At the time Spanish clubs only completed in their regional championship, with the winner going onto play in the Copa Del Rey. In a six year spell in charge Greenwell led Barcelona to four Campionat de Catalunya and two Copa del Rey.  This was to become known as the club’s first golden era but it was not without controversy.
Greenwell had a radical football philosophy which emphasised the need for passing in favour of dribbling. He also wanted to develop players so they could fit into any position in the team, a salient move in an age before substitutes. This would lead to his teams building from the back and can be seen as a fledgling tiki taka style for which the club are now renowned. However when he took Paulinho Alcántara, who was Barcelona's star striker, and played him as a centre back there were protests and calls for Greenwell’s dismissal but Gamper stuck by his man as the club established themselves as the premier club in Catalonia.
Greenwell moved onto smaller Catalan clubs UE Sants and CD Castellon in the mid 1920s before moving to Espanyol where he again won the Campionat de Catalunya and the club’s first ever Copa del Rey in 1929. He then returned to Barcelona to win a fifth Campionat de Catalunya and also managed Valencia, Gijon and Mallorca. By now a high profile symbol of Catalonian Nationalism, Greenwell was forced to flee Spain due to the civil war in 1936.

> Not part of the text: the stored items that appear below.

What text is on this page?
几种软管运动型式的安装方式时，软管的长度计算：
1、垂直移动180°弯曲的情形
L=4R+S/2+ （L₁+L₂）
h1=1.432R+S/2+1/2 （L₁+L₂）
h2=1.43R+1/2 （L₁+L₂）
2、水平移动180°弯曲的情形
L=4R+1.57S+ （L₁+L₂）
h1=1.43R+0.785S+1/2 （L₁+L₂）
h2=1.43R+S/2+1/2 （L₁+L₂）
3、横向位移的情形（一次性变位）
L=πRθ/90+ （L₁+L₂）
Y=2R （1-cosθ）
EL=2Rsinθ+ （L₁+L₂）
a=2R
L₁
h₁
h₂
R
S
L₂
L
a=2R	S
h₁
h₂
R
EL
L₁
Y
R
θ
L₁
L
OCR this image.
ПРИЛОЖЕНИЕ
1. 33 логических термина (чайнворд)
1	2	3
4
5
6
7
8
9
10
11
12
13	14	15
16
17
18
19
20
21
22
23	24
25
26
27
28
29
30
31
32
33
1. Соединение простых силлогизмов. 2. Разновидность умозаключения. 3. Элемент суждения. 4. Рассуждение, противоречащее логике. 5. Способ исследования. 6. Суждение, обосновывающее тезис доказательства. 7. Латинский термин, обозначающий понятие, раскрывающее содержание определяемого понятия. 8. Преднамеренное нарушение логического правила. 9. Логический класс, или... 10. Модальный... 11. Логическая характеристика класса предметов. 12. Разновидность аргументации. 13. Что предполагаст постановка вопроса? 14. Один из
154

He was appointed as a tactical advisor to Peru in the 1936 Berlin Olympics. Reaching the quarter-finals, the Peruvians came back from a two goal deficit to Austria, to take the tie to extra-time. They then had three goals disallowed but went onto score twice only for a pitch invasion to force an abandonment. This was blamed on Peruvian supporters so a replay was ordered which Peru refused to contest and so they returned to South America.
Greenwell went with them and became manager for the inaugural Bolivarian Games in 1938 which Peru won. He then combined running the national team with managing club side Universitario, winning the national championship in 1939.
Peru then hosted the 1939 Copa America which was contested on a league format. In the final match in Lima Peru faced Uruguay, the strongest South American team of the era. With both teams having previously won all their games, this was effectively a final. In front of a capacity crowd of 40,000 spectators, Peru won 2-1 to lift the Copa América for the first time.
Greenwell then accepted an offer to work in Colombia, who were not affiliated to FIFA. Asked why he would isolate himself he replied “did the people of Colombia not deserve the beautiful game just because FIFA deemed so?”
He died of a heart attack in 1942, two days after he managed Santa Fe to a 10-3 win over local rivals Deportivo Texas. On his person were found two items he carried constantly: an image of St. George killing the Dragon, which he referred to Catalan style as St. Jordi, and a small piece of cloth of the blaugrana colours.
That Barcelona remained so important to him reflected his length of service as their manager which at seven seasons remains second only to Johan Cruyff. The latter was a football icon that completed the club’s transition into a global phenomenon, the former a Durham miner that started the process.